(Chronological)
- Union Bridge (England/Scotland, 1820), the longest span (137 m) from 1820 to 1826. The oldest in the world still in use today.
- Roebling's Delaware Aqueduct (USA, 1847), the oldest wire suspension bridge still in service in the United States.
- John A. Roebling Suspension Bridge (USA, 1866), then the longest wire suspension bridge in the world at 1,057 feet (322 m) main span.
- Brooklyn Bridge (USA, 1883), the first steel-wire suspension bridge.
- Bear Mountain Bridge (USA, 1924), the longest suspension span (497 m) from 1924 to 1926. The first suspension bridge to have a concrete deck. The construction methods pioneered in building it would make possible several much larger projects to follow.
- Ben Franklin Bridge (Philadelphia, PA, USA, 1926), replaced Bear Mountain Bridge as the longest span at 1,750 feet between the towers. Includes an active subway line and never-used trolley stations on the span.[18]
- San Francisco–Oakland Bay Bridge (USA, 1936). This was once the longest steel high-level bridge in the world (704 m).[19] The eastern portion (a cantilever bridge) has been replaced with a self-anchored suspension bridge which is the longest of its type in the world. It is also the world's widest bridge.
- Golden Gate Bridge (USA, 1937), the longest suspension bridge from 1937 to 1964. It was also the world's tallest bridge from 1937 to 1993.
- Mackinac Bridge (USA, 1957), the longest suspension bridge between anchorages in the Western hemisphere.

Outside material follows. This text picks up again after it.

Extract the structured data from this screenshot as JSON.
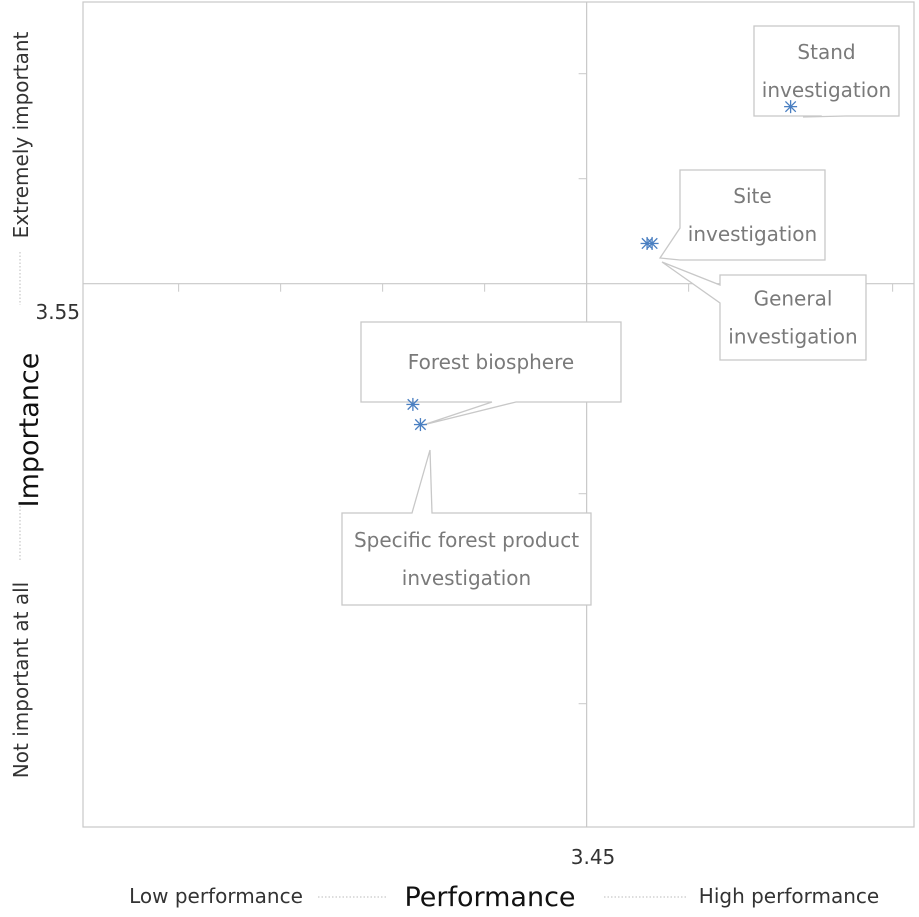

- Si Du River Bridge (China, 2009), the highest bridge in the world, with its deck around 500 meters above the surface of the river.
- Rod El Farag Bridge (Cairo, Egypt, 2019), a modern Egyptian steel wire-cables based suspension bridge crossing the river Nile, which was completed in 2019 and holds the Guinness World Record for the widest suspension bridge in the world with a width of 67.3 meters, and with a span of 540 meters.